Он от души расхохотался и показал мне свой стакан.
– Бренди, Дэнни?
– Бренди, – согласился я, – но это не ваша церковь.
– А, – он вынул руку из кармана, чтобы махнуть ею на ландшафт за окном. – Нельзя же владеть всем.
Кажется, он не совсем верил собственным словам.
– Я часто задумывался, – вслух проговорил я, – что когда Дана вернулся в Сан-Франциско…
– Кто?
– Ричард Генри Дана. Автор книга «Два года на палубе».
– А, – невнятно протянул он, – книга…
– Книга, согласился я: – Когда Дана впервые побывал в Сан-Франциско в 1835-м, по эту сторону залива жил только один человек, белый торговец Вильям Ричардсон. Тот узкий проход между Сосалито и Милл-Вэлли назван в его честь. Все прочие туземцы, вроде так называемых индейцев олонов, жили на том берегу бухты, где всегда намного теплее.
– Тот парень, видимо, был ирландцем, – буркнул Ноулс.
– Тогда наш климат был как раз по нему, – рассмеялся я. – Через двадцать четыре года Дана снова побывал и Сан-Франциско и нашел на его месте мегаполис со стотысячным населением. За это время отшумела «золотая лихорадка».
– В 1849-м, – с сожалением подтвердил Ноулс.
– Перемены поразили Дана, но не лишили остроумия. В качестве одного из способов изучения этого выросшего в одночасье города он посещал разнообразные церкви, по две или три в одно воскресенье. Его удивило, что в одной католическая служба велась исключительно на французском. Побывал он и на службе в церкви Святой Марии в том самом приходе, о котором мы говорили.
Обращенное к окну лицо Ноулса было печально.
– Дана заметил, что в церкви очень душно. В этом и в других отношениях он счел ее весьма похожей на подобные службы в церквях Бостона и Кембриджа, изобилующими, цитирую: «разумом в столь малой пропорции к такому множеству лиц».
Ноулс обернулся ко мне с улыбкой.
– Неужто он это сказал?
– Даже написал.
– Не удивительно… – он снова отвернулся к окну. – Нашли бы мы отличия сегодня… сколько там лет спустя?
– Сто сорок или около того.

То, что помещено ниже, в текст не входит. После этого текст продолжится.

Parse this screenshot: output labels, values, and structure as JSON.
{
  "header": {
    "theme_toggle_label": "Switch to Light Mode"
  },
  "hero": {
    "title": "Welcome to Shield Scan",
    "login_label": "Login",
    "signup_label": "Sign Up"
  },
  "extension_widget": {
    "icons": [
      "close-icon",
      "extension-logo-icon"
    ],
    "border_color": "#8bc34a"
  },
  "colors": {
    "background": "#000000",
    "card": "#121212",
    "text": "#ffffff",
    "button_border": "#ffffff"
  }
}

И, нет, не думаю, чтобы многое изменилось. Однако, между нами, нам было бы не с чем сравнивать. Я правильно понимаю, что вы перешагивали порог церкви Святой Марии не чаще меня? Что вы прочитали надпись на фронтоне, проезжая на троллейбусе или по дороге на ленч в «Таддич гриль»?
Он кивнул.
– Богом клянусь, этот человек мне по душе. Как его звали?
Я повторил. Ноулс записал имя Дана и название книги на стикере.

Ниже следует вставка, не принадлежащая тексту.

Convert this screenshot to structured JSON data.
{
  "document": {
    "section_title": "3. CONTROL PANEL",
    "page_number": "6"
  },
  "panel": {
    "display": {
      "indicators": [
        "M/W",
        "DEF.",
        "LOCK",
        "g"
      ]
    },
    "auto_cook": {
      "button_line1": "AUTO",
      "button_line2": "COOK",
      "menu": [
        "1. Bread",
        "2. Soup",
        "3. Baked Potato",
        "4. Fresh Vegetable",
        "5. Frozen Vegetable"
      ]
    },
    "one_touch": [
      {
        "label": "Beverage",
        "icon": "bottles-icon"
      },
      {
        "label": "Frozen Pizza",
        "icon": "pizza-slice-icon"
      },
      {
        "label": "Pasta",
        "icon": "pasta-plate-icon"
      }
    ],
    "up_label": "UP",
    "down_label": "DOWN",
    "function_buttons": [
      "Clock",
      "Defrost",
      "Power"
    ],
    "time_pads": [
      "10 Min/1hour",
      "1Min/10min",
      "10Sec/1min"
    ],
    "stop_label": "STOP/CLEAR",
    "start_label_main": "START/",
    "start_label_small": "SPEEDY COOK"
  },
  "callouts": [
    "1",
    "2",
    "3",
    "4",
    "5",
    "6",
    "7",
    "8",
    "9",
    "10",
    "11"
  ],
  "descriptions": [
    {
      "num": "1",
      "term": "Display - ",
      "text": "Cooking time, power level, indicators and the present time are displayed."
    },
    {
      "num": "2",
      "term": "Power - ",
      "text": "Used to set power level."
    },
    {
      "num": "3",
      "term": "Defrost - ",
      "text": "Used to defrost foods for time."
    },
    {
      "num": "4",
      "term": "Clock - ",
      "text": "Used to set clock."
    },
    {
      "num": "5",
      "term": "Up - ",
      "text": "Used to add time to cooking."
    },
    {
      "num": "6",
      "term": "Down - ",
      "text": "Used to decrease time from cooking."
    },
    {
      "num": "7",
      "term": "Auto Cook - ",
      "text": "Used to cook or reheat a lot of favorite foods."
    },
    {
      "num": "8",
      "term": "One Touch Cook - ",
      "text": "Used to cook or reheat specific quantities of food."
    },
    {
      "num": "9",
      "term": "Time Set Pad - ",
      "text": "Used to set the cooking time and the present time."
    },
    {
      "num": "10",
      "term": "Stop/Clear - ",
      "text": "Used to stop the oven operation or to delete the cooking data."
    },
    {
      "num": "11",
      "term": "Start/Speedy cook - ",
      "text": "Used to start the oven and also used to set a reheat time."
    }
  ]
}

– Черт хвостатый! – Он уронил перо. – Начисто забыл об этой игре.
Он выхватил пульт управления из ящика на своем краю стола и направил на стену, противоположную окну. Дверь-ширма откатилась в сторону, открыв большой телевизор с начинающим мерцать экраном. Скоро по экрану забегали футболисты. Рев толпы и выкрики комментатора заполнили комнату шумом.
– Ноулс, – прокричал я, – выключите его.
Он с удивлением взглянул на меня:
– Это же образцовая игра.
Я указал пальцами на уши.
– Вы поговорить хотели или что?
Вздернув бровь, он приглушил звук.
– Конечно.
– Я не хотел бы выходить из себя, но если есть что-то, что я ненавижу больше футбола, то это – телевизор.

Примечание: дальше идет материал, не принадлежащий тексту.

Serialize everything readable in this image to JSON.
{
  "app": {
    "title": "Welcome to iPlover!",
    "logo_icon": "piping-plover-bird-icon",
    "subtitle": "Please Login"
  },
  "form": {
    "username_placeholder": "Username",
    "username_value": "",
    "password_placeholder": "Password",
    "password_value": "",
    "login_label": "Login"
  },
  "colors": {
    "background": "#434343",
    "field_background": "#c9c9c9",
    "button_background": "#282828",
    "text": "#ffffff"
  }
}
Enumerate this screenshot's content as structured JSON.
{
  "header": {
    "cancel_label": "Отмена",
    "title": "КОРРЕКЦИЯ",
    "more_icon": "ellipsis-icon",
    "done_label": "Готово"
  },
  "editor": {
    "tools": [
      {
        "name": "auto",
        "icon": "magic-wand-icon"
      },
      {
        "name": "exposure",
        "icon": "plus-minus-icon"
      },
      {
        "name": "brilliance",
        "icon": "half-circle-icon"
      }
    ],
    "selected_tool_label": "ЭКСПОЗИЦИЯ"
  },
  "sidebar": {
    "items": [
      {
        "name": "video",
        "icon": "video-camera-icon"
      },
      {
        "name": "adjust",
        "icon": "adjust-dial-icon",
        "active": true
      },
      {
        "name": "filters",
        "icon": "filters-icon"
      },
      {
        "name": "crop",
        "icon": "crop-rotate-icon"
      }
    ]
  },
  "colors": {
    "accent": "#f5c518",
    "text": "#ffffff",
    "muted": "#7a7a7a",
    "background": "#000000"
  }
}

– Правда? – Ноулс не скрывал удивления. – И как вы с собой уживаетесь? – он улыбнулся. – А как насчет пустого стакана? Он тоже вызывает ненависть?
И он поднял свой стакан.
Я взял свой.
– Тут вы меня достали.
– Проклятые интеллектуалы… – он нажал кнопку телефона.
– Сэр? – услышал я голос Альфреда.
– Еще два, – приказал Ноулс, допивая свой бренди.
– Сию минуту, сэр.
На большом экране ящерицы продавали пиво. Через тридцать секунд Ноулс нарушил молчание.
– Она была очаровательная брюнеточка, верно? И самолюбие – настоящий огонь. Внешность, думаю, она унаследовала от мамаши. Так или иначе, отца она не знала. Честолюбие развилось у нее с детства, которое проходило большей частью в трейлерном парке в Стимбоат-Спринг. Ее мать так и живет в трущобах на северо-западе Невады. Она была на похоронах.
– Ее не Руфи зовут?
Ноулс кивнул.
– С ней была моя бывшая жена.
Я моргнул:
– Та еще штучка.
– Тут вы правы.
Он ткнул пальцем в левый верхний угол телевизора.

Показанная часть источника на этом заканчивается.